Jeremy Bentham., Proposal for a New and Less Expensive mode of Employing and Reforming Convicts (London, 1798)

In other words a building in which prisoners would be simultaneously aware and unaware that they were under constant surveillance. Speaking on the Panopticon philosphy, Foucault stated that its ‘major effect’ was to,

induce in the inmate a state of conscious and permanent visibility that assures the automatic functioning of power. So to arrange things that the surveillance is permanent in its effects, even if it is discontinuous in its action; that the perfection of power should tend to render its actual exercise unnecessary; that this architectural apparatus should be a machine for creating and sustaining a power relation independent of the person who exercises it; in short, that the inmates should be caught up in a power situation of which they are themselves the bearers.

Michel Foucault, Discipline and Punish : The Birth of the Prison / Michel Foucault ; Translated from the French by Alan Sheridan (London : Penguin, 1991., 1991), 201.

We can see this Panopticon design clearly in both Woods’ 1827 map and the latter map of 1858 pictured above. The radiating wings (5 in all, although Dobson originally had six planned are clearly marked).

Not everyone was a fan of Dobson’s prison though. Indeed, the report of the Gladstone Committee (1895), amongst others, spoke of Dobson’s designs in far less adulatory tones.

Fifteen years after its nationalization, the prison was described by Colonel Garsia as “the worst prison I have ever seen”; there is “no prison so bad as Newcastle.” The Commissioners wanted to close the prison after nationalization, and to use Morpeth instead, but were thwarted by magisterial opposition. The cost of building a replacement prison in Newcastle was too great, because of the expense of land, and “the compromise was that some little additions were made to the existing bad prison at Newcastle, which seemed to satisfy the requirements at the time.”And so a thoroughly unsuitable prison survived despite the protestations of the Commissioners.

Seán McConville, English Local Prisons, 1860-1900: Next Only to Death (Psychology Press, 1995), 196.

Either way it is clear that the prison was completed by the time of the next execution in Newcastle, that of Jane Jamieson (1829), yet this took place on the Town Moor. But why? More of which next week..

Distraction 1: Paris

I didn’t want to touch on the attacks in Paris last week as I feel that everything that can be said, has been and by all sides. However, it did trigger in me a desire to seek out more detailed discussions about Islam and so I have spent much of this week listening to various debates amongst Islamic and atheist scholars.
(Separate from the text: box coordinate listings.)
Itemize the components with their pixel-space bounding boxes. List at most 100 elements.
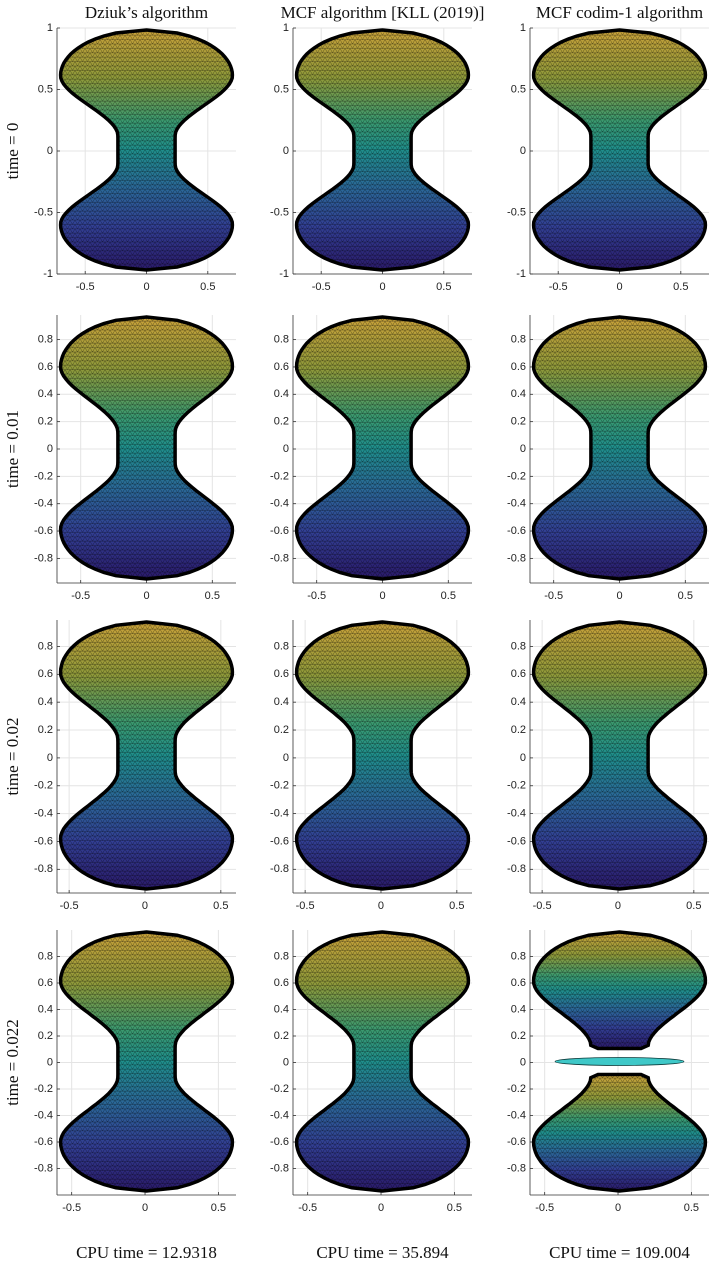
y-tick-label: 0.2 [38, 416, 53, 428]
x-tick-label: -0.5 [76, 281, 95, 293]
surface-mesh [294, 620, 471, 891]
y-tick-label: 0.8 [38, 950, 53, 962]
x-tick-label: 0 [378, 1202, 384, 1214]
y-tick-label: 0 [283, 443, 289, 455]
y-tick-label: 0.2 [274, 1030, 289, 1042]
x-tick-label: 0.5 [447, 1202, 462, 1214]
y-tick-label: -0.4 [507, 498, 526, 510]
x-tick-label: 0 [379, 281, 385, 293]
x-tick-label: 0 [378, 900, 384, 912]
column-title: Dziuk’s algorithm [85, 3, 208, 22]
y-tick-label: 0.8 [274, 334, 289, 346]
y-tick-label: -0.8 [507, 863, 526, 875]
surface-mesh [58, 930, 235, 1193]
y-tick-label: 0.2 [274, 416, 289, 428]
y-tick-label: -0.8 [270, 552, 289, 564]
x-tick-label: 0 [142, 900, 148, 912]
y-tick-label: 0 [283, 145, 289, 157]
surface [531, 930, 708, 1051]
y-tick-label: 0.2 [511, 416, 526, 428]
y-tick-label: -0.4 [270, 498, 289, 510]
y-tick-label: 0.6 [511, 361, 526, 373]
x-tick-label: 0 [615, 1202, 621, 1214]
surface-mesh [58, 28, 235, 272]
x-tick-label: -0.5 [62, 1202, 81, 1214]
y-tick-label: 0.2 [38, 724, 53, 736]
y-tick-label: 0.8 [274, 950, 289, 962]
surface-mesh [294, 28, 471, 272]
y-tick-label: -0.8 [507, 552, 526, 564]
y-tick-label: 0 [520, 443, 526, 455]
x-tick-label: 0.5 [673, 281, 688, 293]
y-tick-label: 0 [47, 443, 53, 455]
y-tick-label: -0.4 [270, 808, 289, 820]
y-tick-label: 0.8 [38, 334, 53, 346]
x-tick-label: 0.5 [213, 900, 228, 912]
y-tick-label: -0.4 [34, 808, 53, 820]
y-tick-label: 0.4 [274, 1003, 289, 1015]
pinched-disc [554, 1057, 685, 1066]
x-tick-label: -0.5 [307, 590, 326, 602]
y-tick-label: 0 [520, 752, 526, 764]
x-tick-label: 0 [616, 281, 622, 293]
column-title: MCF algorithm [KLL (2019)] [281, 3, 485, 22]
y-tick-label: -0.8 [270, 1162, 289, 1174]
y-tick-label: 0 [283, 752, 289, 764]
y-tick-label: 0.2 [511, 724, 526, 736]
x-tick-label: 0 [142, 1202, 148, 1214]
y-tick-label: -0.2 [34, 1083, 53, 1095]
y-tick-label: 0.4 [38, 696, 53, 708]
row-label: time = 0.022 [3, 1019, 22, 1106]
y-tick-label: -0.8 [34, 863, 53, 875]
x-tick-label: 0 [616, 590, 622, 602]
x-tick-label: -0.5 [298, 1202, 317, 1214]
y-tick-label: 0.6 [274, 361, 289, 373]
y-tick-label: 0.4 [274, 388, 289, 400]
x-tick-label: 0.5 [686, 900, 701, 912]
x-tick-label: -0.5 [60, 900, 79, 912]
y-tick-label: -0.6 [270, 1136, 289, 1148]
y-tick-label: 0 [47, 145, 53, 157]
y-tick-label: -0.2 [507, 470, 526, 482]
x-tick-label: 0 [143, 590, 149, 602]
cpu-time: CPU time = 35.894 [316, 1243, 449, 1262]
y-tick-label: 0.4 [38, 388, 53, 400]
y-tick-label: 0.6 [38, 977, 53, 989]
y-tick-label: 0 [47, 752, 53, 764]
y-tick-label: 0 [520, 1056, 526, 1068]
y-tick-label: -0.6 [507, 1136, 526, 1148]
surface-mesh [531, 930, 708, 1051]
y-tick-label: 0.8 [511, 950, 526, 962]
y-tick-label: 1 [47, 22, 53, 34]
surface-mesh [58, 315, 235, 581]
y-tick-label: 0.4 [511, 696, 526, 708]
x-tick-label: 0 [379, 590, 385, 602]
surface [58, 930, 235, 1193]
y-tick-label: 0.8 [511, 640, 526, 652]
y-tick-label: -0.4 [34, 498, 53, 510]
x-tick-label: 0.5 [684, 1202, 699, 1214]
y-tick-label: -0.6 [34, 525, 53, 537]
x-tick-label: -0.5 [533, 900, 552, 912]
y-tick-label: 0 [520, 145, 526, 157]
y-tick-label: -0.6 [270, 525, 289, 537]
y-tick-label: -0.5 [270, 206, 289, 218]
surface [58, 620, 235, 891]
y-tick-label: -1 [279, 268, 289, 280]
y-tick-label: -0.6 [34, 835, 53, 847]
surface-mesh [531, 620, 708, 891]
y-tick-label: 0.4 [274, 696, 289, 708]
y-tick-label: 0.8 [38, 640, 53, 652]
y-tick-label: -0.5 [34, 206, 53, 218]
x-tick-label: 0.5 [211, 1202, 226, 1214]
y-tick-label: 0.6 [511, 977, 526, 989]
surface-mesh [531, 315, 708, 581]
y-tick-label: -0.2 [270, 470, 289, 482]
row-label: time = 0.02 [3, 717, 22, 795]
x-tick-label: 0.5 [436, 281, 451, 293]
y-tick-label: -0.8 [270, 863, 289, 875]
y-tick-label: -0.8 [507, 1162, 526, 1174]
y-tick-label: 0.6 [274, 668, 289, 680]
surface [294, 930, 471, 1193]
surface [58, 28, 235, 272]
One that really gripped me was between Christopher Hitchens and Tariq Ramadan, the motion ‘Is Islam a Religion of Peace.’ Both sides presented persuasive and constructive arguments, whilst providing robust criticism of the others point of view. Hitchen’s critique of the essential power vacuum in Islam, which allows multiple groups to claim supremacy and authority over the words of the Prophet was particularly interesting. Similarly Ramadan’s counter that Hitchen’s, in his Marxist tendencies, is prone to the very demagoguery that he so greatly fears in Islam and that perhaps it is the reader and not the text itself that is the cause of violence in Islam’s name. I do not begin to claim any knowledge on the subject, but I do hope for more robust debate like this between believers and non believers alike as that is the key to a safe and functioning society.
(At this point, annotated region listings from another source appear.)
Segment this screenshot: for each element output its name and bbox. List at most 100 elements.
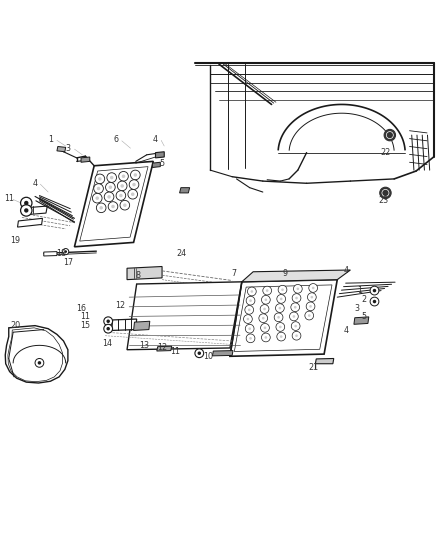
Circle shape	[380, 187, 391, 199]
Circle shape	[292, 294, 301, 302]
Text: 12: 12	[115, 302, 126, 310]
Circle shape	[274, 313, 283, 322]
Circle shape	[261, 333, 270, 342]
Circle shape	[373, 289, 376, 292]
Text: 21: 21	[308, 363, 318, 372]
Circle shape	[280, 335, 283, 338]
Circle shape	[248, 327, 251, 330]
Circle shape	[259, 314, 268, 322]
Polygon shape	[354, 317, 369, 324]
Circle shape	[110, 176, 113, 179]
Circle shape	[306, 302, 315, 311]
Text: 4: 4	[32, 179, 38, 188]
Circle shape	[122, 174, 125, 178]
Text: 2: 2	[361, 295, 366, 304]
Text: 4: 4	[343, 266, 349, 276]
Circle shape	[21, 197, 32, 209]
Text: 5: 5	[159, 159, 165, 168]
Circle shape	[95, 197, 99, 200]
Circle shape	[132, 183, 136, 187]
Circle shape	[248, 309, 251, 311]
Circle shape	[294, 306, 297, 309]
Circle shape	[386, 132, 393, 139]
Circle shape	[305, 311, 314, 320]
Text: 20: 20	[10, 321, 21, 330]
Circle shape	[104, 317, 113, 326]
Circle shape	[294, 325, 297, 327]
Circle shape	[245, 305, 254, 314]
Circle shape	[277, 316, 280, 319]
Polygon shape	[44, 252, 57, 256]
Circle shape	[24, 208, 28, 213]
Circle shape	[247, 287, 256, 296]
Circle shape	[382, 189, 389, 197]
Text: 18: 18	[57, 249, 66, 258]
Circle shape	[92, 193, 102, 203]
Text: 9: 9	[282, 269, 287, 278]
Circle shape	[265, 298, 267, 301]
Circle shape	[97, 187, 100, 190]
Circle shape	[279, 326, 282, 328]
Text: 15: 15	[80, 321, 91, 330]
Circle shape	[295, 297, 298, 300]
Polygon shape	[57, 147, 66, 152]
Circle shape	[106, 319, 110, 323]
Circle shape	[120, 184, 124, 188]
Text: 1: 1	[357, 286, 362, 295]
Circle shape	[129, 180, 139, 189]
Circle shape	[308, 314, 311, 317]
Text: 3: 3	[65, 144, 71, 153]
Circle shape	[108, 201, 118, 211]
Circle shape	[265, 336, 267, 339]
Polygon shape	[74, 161, 153, 247]
Circle shape	[246, 334, 255, 343]
Circle shape	[312, 287, 314, 289]
Text: 24: 24	[177, 249, 187, 258]
Polygon shape	[180, 188, 190, 193]
Circle shape	[260, 304, 269, 313]
Circle shape	[98, 177, 102, 181]
Polygon shape	[315, 359, 334, 364]
Circle shape	[309, 284, 318, 292]
Text: 23: 23	[378, 196, 389, 205]
Text: 19: 19	[10, 236, 21, 245]
Text: 11: 11	[81, 312, 90, 321]
Circle shape	[291, 322, 300, 330]
Circle shape	[106, 182, 115, 192]
Circle shape	[24, 201, 28, 205]
Circle shape	[293, 285, 302, 293]
Circle shape	[370, 297, 379, 306]
Circle shape	[35, 359, 44, 367]
Circle shape	[291, 303, 300, 312]
Polygon shape	[24, 206, 47, 215]
Circle shape	[309, 305, 312, 308]
Circle shape	[263, 308, 266, 310]
Text: 4: 4	[153, 135, 158, 144]
Circle shape	[123, 204, 127, 207]
Circle shape	[119, 194, 123, 197]
Circle shape	[99, 206, 103, 209]
Text: 3: 3	[354, 304, 360, 313]
Circle shape	[279, 307, 281, 310]
Circle shape	[117, 181, 127, 191]
Circle shape	[276, 322, 285, 332]
Text: 11: 11	[4, 194, 14, 203]
Circle shape	[246, 296, 255, 305]
Circle shape	[277, 295, 286, 303]
Polygon shape	[242, 270, 350, 282]
Circle shape	[120, 200, 130, 210]
Circle shape	[290, 312, 298, 321]
Circle shape	[134, 173, 137, 177]
Circle shape	[38, 361, 41, 365]
Circle shape	[131, 170, 140, 180]
Circle shape	[111, 205, 115, 208]
Circle shape	[249, 300, 252, 302]
Polygon shape	[112, 319, 137, 330]
Circle shape	[106, 327, 110, 330]
Circle shape	[261, 295, 270, 304]
Circle shape	[276, 304, 284, 312]
Text: 7: 7	[232, 269, 237, 278]
Circle shape	[281, 288, 284, 291]
Circle shape	[244, 314, 252, 324]
Circle shape	[278, 285, 287, 294]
Distraction 2: Let there be light.

Durham Cathedral Lumiere Festival 2015
Durham Cathedral Lumiere Festival 2015

Amidst all the talk of warring religions and civilisations I found myself this week standing outside Durham Cathedral for the Lumiere Festival. The organisers lit the building with the French Tricolore at one point and then preceded to produce an incredible visual light display that left a vast crowd in silent awe. It was the perfect antidote to the weeks news –  a centre of religious worship becoming the site of great communal joy for people of all faiths and cultures.